3. Replace `mkl.h` with `cblas.h` in the include section of `f18_saxpy.c`
4. Add interoperable type declarations in the Fortran interface to silence `gfortran` warnings:
``````   subroutine f18_saxpy( x, y, a ) bind(c,name='f18_saxpy')
use, intrinsic :: iso_c_binding, only: c_float
real(c_float), intent(in) :: x(:)
real(c_float), intent(inout) :: y(:)
real(c_float), intent(in), optional :: a
end subroutine
``````
5. Compile the CBLAS wrapper of the F77 routine, the `f18_saxpy.c` wrapper of the CBLAS wrapper, and finally the F95+ wrapper of the wrapper wrapper. Don’t forget to link with the system BLAS library.
``````\$ gcc -c -Wall cblas_saxpy.c
\$ gcc -c -Wall f18_saxpy.c
\$ gfortran -DCFI -Wall test_axpy.F90 f18_saxpy.o -o test_axpy -lblas
``````

Amusingly, we have gone through 3 layers of indirection to achieve something which can be done easily in Fortran:

``````   subroutine mf_saxpy( x, y, a )
real(sp), intent(in) :: x(:)
real(sp), intent(inout) :: y(:)
real(sp), intent(in), optional :: a

real(sp) :: a_

a_ = 1.0
if (present(a)) a_ = a

y = y + a_ * x
end subroutine
``````

@ivanpribec , what you show with your `f18_saxpy` wrapper is the cleanest Fortran standard-based option to work with the commonly recommended `assumed shape` dummy argument approach.

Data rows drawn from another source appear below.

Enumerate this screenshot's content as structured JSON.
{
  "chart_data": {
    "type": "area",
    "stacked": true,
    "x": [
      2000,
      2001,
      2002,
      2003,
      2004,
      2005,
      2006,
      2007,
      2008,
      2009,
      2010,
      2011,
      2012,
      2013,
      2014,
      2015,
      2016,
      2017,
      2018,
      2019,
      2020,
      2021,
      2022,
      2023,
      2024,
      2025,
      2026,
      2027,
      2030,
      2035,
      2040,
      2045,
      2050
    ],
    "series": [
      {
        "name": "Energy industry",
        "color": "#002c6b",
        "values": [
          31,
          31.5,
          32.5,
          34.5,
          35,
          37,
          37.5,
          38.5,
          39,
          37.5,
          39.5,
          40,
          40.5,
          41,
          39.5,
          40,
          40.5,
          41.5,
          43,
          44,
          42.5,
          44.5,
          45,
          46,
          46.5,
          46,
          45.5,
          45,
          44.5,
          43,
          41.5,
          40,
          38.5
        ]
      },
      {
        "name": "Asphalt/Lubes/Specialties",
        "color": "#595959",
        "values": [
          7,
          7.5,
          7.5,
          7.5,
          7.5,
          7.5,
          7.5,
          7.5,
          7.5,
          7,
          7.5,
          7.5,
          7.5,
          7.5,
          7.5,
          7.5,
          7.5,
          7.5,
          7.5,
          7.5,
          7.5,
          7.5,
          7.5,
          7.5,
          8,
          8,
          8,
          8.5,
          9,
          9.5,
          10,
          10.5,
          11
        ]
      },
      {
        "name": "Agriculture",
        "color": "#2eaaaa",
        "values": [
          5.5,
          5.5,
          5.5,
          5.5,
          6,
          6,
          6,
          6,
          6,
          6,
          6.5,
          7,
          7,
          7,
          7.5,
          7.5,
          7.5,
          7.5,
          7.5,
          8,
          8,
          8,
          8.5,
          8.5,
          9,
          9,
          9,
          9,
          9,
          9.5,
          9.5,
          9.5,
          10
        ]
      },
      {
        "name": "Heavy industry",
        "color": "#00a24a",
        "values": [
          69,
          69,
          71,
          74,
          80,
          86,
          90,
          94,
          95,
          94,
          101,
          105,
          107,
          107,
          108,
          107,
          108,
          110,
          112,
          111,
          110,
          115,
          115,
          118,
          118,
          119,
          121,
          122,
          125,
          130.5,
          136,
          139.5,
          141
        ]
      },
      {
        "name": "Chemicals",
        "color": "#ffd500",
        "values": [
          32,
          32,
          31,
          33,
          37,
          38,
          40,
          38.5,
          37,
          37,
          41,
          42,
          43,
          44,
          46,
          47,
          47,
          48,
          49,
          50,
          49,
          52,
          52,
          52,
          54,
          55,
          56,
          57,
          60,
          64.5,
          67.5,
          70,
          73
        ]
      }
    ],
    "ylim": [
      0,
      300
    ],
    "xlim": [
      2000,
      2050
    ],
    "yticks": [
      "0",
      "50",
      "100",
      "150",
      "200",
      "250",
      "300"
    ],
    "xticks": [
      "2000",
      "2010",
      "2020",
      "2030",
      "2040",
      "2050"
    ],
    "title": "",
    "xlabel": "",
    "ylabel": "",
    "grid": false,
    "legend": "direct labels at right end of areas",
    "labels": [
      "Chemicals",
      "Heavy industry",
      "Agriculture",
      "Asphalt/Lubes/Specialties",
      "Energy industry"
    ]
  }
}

“any other possibilities” will be non-standard, you’ve already shown one though the same approach is presumably viable with `c_loc` and `c_sizeof`.

It is unfortunate the abstraction at this level is inadequate to some e.g., it doesn’t guarantee AVX instructions but the user wants to enforce that in certain situations.

Thank you @FortranFan for the confirmation. One concern I have is in the statement

``````incx = (int) ( x->dim[0].sm / x->elem_len );
``````

The `elem_len` is the storage size in bytes of an array element, while `sm` is the spacing between elements (the difference in bytes between successive elements). I presume that for intrinsic types (integer, real, complex), the available processors don’t have any padding between array elements. However I have been warned that for derived types this might not be that case. Is this interpretation correct?

It feels a bit odd, the standard would allow you to do something in C, but have no way to do it in Fortran. It feels almost if a bar was set, so that only users with sufficient knowledge of C (and hence a good understanding of pointers) would be able to tinker with strided access. The average Fortran programmer on the other hand, has to rely on the compiler making a contiguouos copy to get the job done.

Good question, one would have to grok the compiler “manuals” on storage semantics and conformance vis-a-vis the standard, etc. to be absolutely sure but you’re generally right - padding shouldn’t be a factor with intrinsic types.

Moreover with interoperable derived types also where each type component is by itself interoperable with the companion C processor, what you show with the relationship between the memory stride and the storage size in bytes of each element of the object should also hold i.e., any padding should get factored appropriately into the storage size provided by the C descriptor.